Law is a system of rules that governs the behavior of individuals, families and organizations. It is an area of study that encompasses a broad range of topics and issues – including criminal, civil and commercial laws – which are applied in different countries around the world. Law is a source of scholarly inquiry in the fields of legal history, philosophy, economic analysis and sociology. It raises important questions about justice, equality and fairness.
Law shapes politics, economies, histories and societies in many ways. Its precise definition is a subject of ongoing debate, but it can generally be defined as a set of normative statements about what people ought to do and not do. These are enforced by social or governmental institutions, and they are distinct from descriptive or causal statements (such as the law of gravity).
The field is generally divided into civil and criminal law. The former deals with conduct that is judged to be harmful to society, and is typically punished by the state. The latter addresses disputes between individuals or organisations, and can be settled by courts or arbitrators. Some jurisdictions use a mix of civil and criminal law, with different procedures for each. For example, some countries have a separate legal profession for each. Others have a single legal system that covers both civil and criminal matters.
In modern societies, law is enacted by legislatures or other central bodies, and interpreted by the courts. It is an essential element of the rule of law, which aims to ensure that government, businesses and individuals are held to public standards of behaviour and transparency. This requires the independence of the judiciary, the accountability of government officials and transparency in business transactions. It also requires citizens to respect and comply with legal norms, and accept decisions by judicial bodies on their rights and duties.

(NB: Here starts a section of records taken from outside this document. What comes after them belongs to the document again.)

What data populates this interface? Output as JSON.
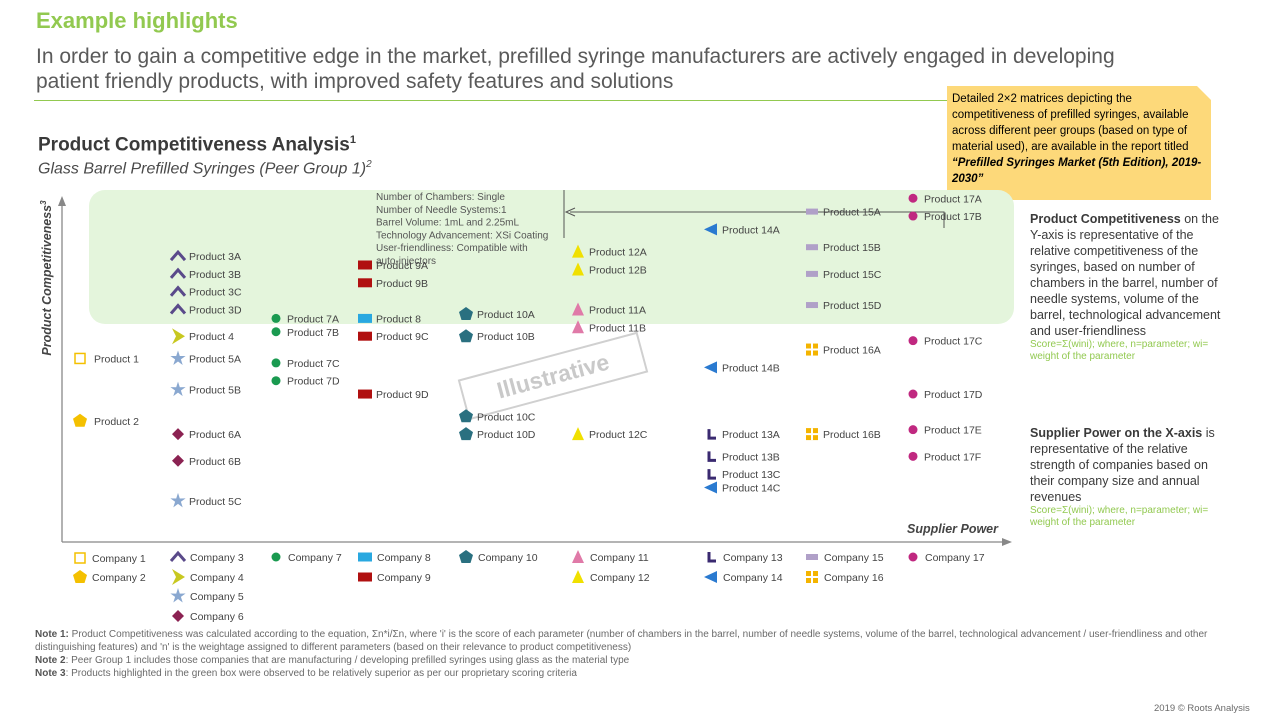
{
  "header": {
    "title": "Example highlights",
    "subtitle": "In order to gain a competitive edge in the market, prefilled syringe manufacturers are actively engaged in developing patient friendly products, with improved safety features and solutions"
  },
  "callout": {
    "text": "Detailed 2×2 matrices depicting the competitiveness of prefilled syringes, available across different peer groups (based on type of material used), are available in the report titled ",
    "report_title": "“Prefilled Syringes Market (5th Edition), 2019-2030”"
  },
  "chart_titles": {
    "title": "Product Competitiveness Analysis",
    "title_sup": "1",
    "subtitle": "Glass Barrel Prefilled Syringes (Peer Group 1)",
    "subtitle_sup": "2"
  },
  "side_notes": {
    "y_head": "Product Competitiveness",
    "y_text": " on the Y-axis is representative of the relative competitiveness of the syringes, based on number of chambers in the barrel, number of needle systems, volume of the barrel, technological advancement and user-friendliness",
    "y_formula": "Score=Σ(wini); where, n=parameter; wi= weight of the parameter",
    "x_head": "Supplier Power on the X-axis",
    "x_text": " is representative of the relative strength of companies based on their company size and annual revenues",
    "x_formula": "Score=Σ(wini); where, n=parameter; wi= weight of the parameter"
  },
  "notes": {
    "note1_label": "Note 1:",
    "note1": " Product Competitiveness was calculated according to the equation, Σn*i/Σn, where 'i' is the score of each parameter (number of chambers in the barrel, number of needle systems, volume of the barrel, technological advancement / user-friendliness and other distinguishing features) and 'n' is the weightage assigned to different parameters (based on their relevance to product competitiveness)",
    "note2_label": "Note 2",
    "note2": ": Peer Group 1 includes those companies that are manufacturing / developing prefilled syringes using glass as the material type",
    "note3_label": "Note 3",
    "note3": ": Products highlighted in the green box were observed to be relatively superior as per our proprietary scoring criteria"
  },
  "footer": "2019 © Roots Analysis",
  "chart_data": {
    "type": "scatter",
    "xlabel": "Supplier Power",
    "ylabel": "Product Competitiveness",
    "ylabel_sup": "3",
    "watermark": "Illustrative",
    "colors": {
      "highlight_box": "#e4f5dc",
      "axis": "#888888"
    },
    "annotation": {
      "lines": [
        "Number of Chambers: Single",
        "Number of Needle Systems:1",
        "Barrel Volume: 1mL and 2.25mL",
        "Technology Advancement: XSi Coating",
        "User-friendliness: Compatible with",
        "auto-injectors"
      ]
    },
    "companies": [
      {
        "name": "Company 1",
        "marker": "square-open",
        "color": "#f4c000"
      },
      {
        "name": "Company 2",
        "marker": "pentagon",
        "color": "#f4c000"
      },
      {
        "name": "Company 3",
        "marker": "chevron",
        "color": "#5a4a8a"
      },
      {
        "name": "Company 4",
        "marker": "arrow-right",
        "color": "#c8c820"
      },
      {
        "name": "Company 5",
        "marker": "star",
        "color": "#8aa8d0"
      },
      {
        "name": "Company 6",
        "marker": "diamond",
        "color": "#8b2252"
      },
      {
        "name": "Company 7",
        "marker": "circle",
        "color": "#1a9a50"
      },
      {
        "name": "Company 8",
        "marker": "rect",
        "color": "#29a8e0"
      },
      {
        "name": "Company 9",
        "marker": "rect",
        "color": "#b01010"
      },
      {
        "name": "Company 10",
        "marker": "pentagon",
        "color": "#2a7080"
      },
      {
        "name": "Company 11",
        "marker": "triangle",
        "color": "#e07aa8"
      },
      {
        "name": "Company 12",
        "marker": "triangle",
        "color": "#f0e000"
      },
      {
        "name": "Company 13",
        "marker": "ell",
        "color": "#3a2a70"
      },
      {
        "name": "Company 14",
        "marker": "triangle-left",
        "color": "#2a7ad0"
      },
      {
        "name": "Company 15",
        "marker": "bar",
        "color": "#b0a0c8"
      },
      {
        "name": "Company 16",
        "marker": "plus-box",
        "color": "#f4b400"
      },
      {
        "name": "Company 17",
        "marker": "circle",
        "color": "#c02880"
      }
    ],
    "products": [
      {
        "label": "Product 1",
        "company": "Company 1",
        "x": 1,
        "y": 3.9
      },
      {
        "label": "Product 2",
        "company": "Company 2",
        "x": 1,
        "y": 2.5
      },
      {
        "label": "Product 3A",
        "company": "Company 3",
        "x": 2,
        "y": 6.2
      },
      {
        "label": "Product 3B",
        "company": "Company 3",
        "x": 2,
        "y": 5.8
      },
      {
        "label": "Product 3C",
        "company": "Company 3",
        "x": 2,
        "y": 5.4
      },
      {
        "label": "Product 3D",
        "company": "Company 3",
        "x": 2,
        "y": 5.0
      },
      {
        "label": "Product 4",
        "company": "Company 4",
        "x": 2,
        "y": 4.4
      },
      {
        "label": "Product 5A",
        "company": "Company 5",
        "x": 2,
        "y": 3.9
      },
      {
        "label": "Product 5B",
        "company": "Company 5",
        "x": 2,
        "y": 3.2
      },
      {
        "label": "Product 5C",
        "company": "Company 5",
        "x": 2,
        "y": 0.7
      },
      {
        "label": "Product 6A",
        "company": "Company 6",
        "x": 2,
        "y": 2.2
      },
      {
        "label": "Product 6B",
        "company": "Company 6",
        "x": 2,
        "y": 1.6
      },
      {
        "label": "Product 7A",
        "company": "Company 7",
        "x": 3,
        "y": 4.8
      },
      {
        "label": "Product 7B",
        "company": "Company 7",
        "x": 3,
        "y": 4.5
      },
      {
        "label": "Product 7C",
        "company": "Company 7",
        "x": 3,
        "y": 3.8
      },
      {
        "label": "Product 7D",
        "company": "Company 7",
        "x": 3,
        "y": 3.4
      },
      {
        "label": "Product 8",
        "company": "Company 8",
        "x": 4,
        "y": 4.8
      },
      {
        "label": "Product 9A",
        "company": "Company 9",
        "x": 4,
        "y": 6.0
      },
      {
        "label": "Product 9B",
        "company": "Company 9",
        "x": 4,
        "y": 5.6
      },
      {
        "label": "Product 9C",
        "company": "Company 9",
        "x": 4,
        "y": 4.4
      },
      {
        "label": "Product 9D",
        "company": "Company 9",
        "x": 4,
        "y": 3.1
      },
      {
        "label": "Product 10A",
        "company": "Company 10",
        "x": 5,
        "y": 4.9
      },
      {
        "label": "Product 10B",
        "company": "Company 10",
        "x": 5,
        "y": 4.4
      },
      {
        "label": "Product 10C",
        "company": "Company 10",
        "x": 5,
        "y": 2.6
      },
      {
        "label": "Product 10D",
        "company": "Company 10",
        "x": 5,
        "y": 2.2
      },
      {
        "label": "Product 11A",
        "company": "Company 11",
        "x": 6,
        "y": 5.0
      },
      {
        "label": "Product 11B",
        "company": "Company 11",
        "x": 6,
        "y": 4.6
      },
      {
        "label": "Product 12A",
        "company": "Company 12",
        "x": 6,
        "y": 6.3
      },
      {
        "label": "Product 12B",
        "company": "Company 12",
        "x": 6,
        "y": 5.9
      },
      {
        "label": "Product 12C",
        "company": "Company 12",
        "x": 6,
        "y": 2.2
      },
      {
        "label": "Product 13A",
        "company": "Company 13",
        "x": 7,
        "y": 2.2
      },
      {
        "label": "Product 13B",
        "company": "Company 13",
        "x": 7,
        "y": 1.7
      },
      {
        "label": "Product 13C",
        "company": "Company 13",
        "x": 7,
        "y": 1.3
      },
      {
        "label": "Product 14A",
        "company": "Company 14",
        "x": 7,
        "y": 6.8
      },
      {
        "label": "Product 14B",
        "company": "Company 14",
        "x": 7,
        "y": 3.7
      },
      {
        "label": "Product 14C",
        "company": "Company 14",
        "x": 7,
        "y": 1.0
      },
      {
        "label": "Product 15A",
        "company": "Company 15",
        "x": 8,
        "y": 7.2
      },
      {
        "label": "Product 15B",
        "company": "Company 15",
        "x": 8,
        "y": 6.4
      },
      {
        "label": "Product 15C",
        "company": "Company 15",
        "x": 8,
        "y": 5.8
      },
      {
        "label": "Product 15D",
        "company": "Company 15",
        "x": 8,
        "y": 5.1
      },
      {
        "label": "Product 16A",
        "company": "Company 16",
        "x": 8,
        "y": 4.1
      },
      {
        "label": "Product 16B",
        "company": "Company 16",
        "x": 8,
        "y": 2.2
      },
      {
        "label": "Product 17A",
        "company": "Company 17",
        "x": 9,
        "y": 7.5
      },
      {
        "label": "Product 17B",
        "company": "Company 17",
        "x": 9,
        "y": 7.1
      },
      {
        "label": "Product 17C",
        "company": "Company 17",
        "x": 9,
        "y": 4.3
      },
      {
        "label": "Product 17D",
        "company": "Company 17",
        "x": 9,
        "y": 3.1
      },
      {
        "label": "Product 17E",
        "company": "Company 17",
        "x": 9,
        "y": 2.3
      },
      {
        "label": "Product 17F",
        "company": "Company 17",
        "x": 9,
        "y": 1.7
      }
    ]
  }
}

One of the major challenges to ensuring the rule of law is the way in which the concept of law is understood. The scholarly literature on the topic is enormous, and it has been characterised by debates from a variety of perspectives. These include a classical approach to the topic, which was popularised by the Roman philosopher Cicero. More recently, there has been an interest in understanding how non-modern cultures understand the law. For instance, the Inuit culture of the Arctic has a concept of law that does not divide reality into natural and human/social categories. This has led some to suggest that we could learn from the Inuit’s perspective on what constitutes law. However, it is not clear whether such a perspective would be applicable to the entire modern world.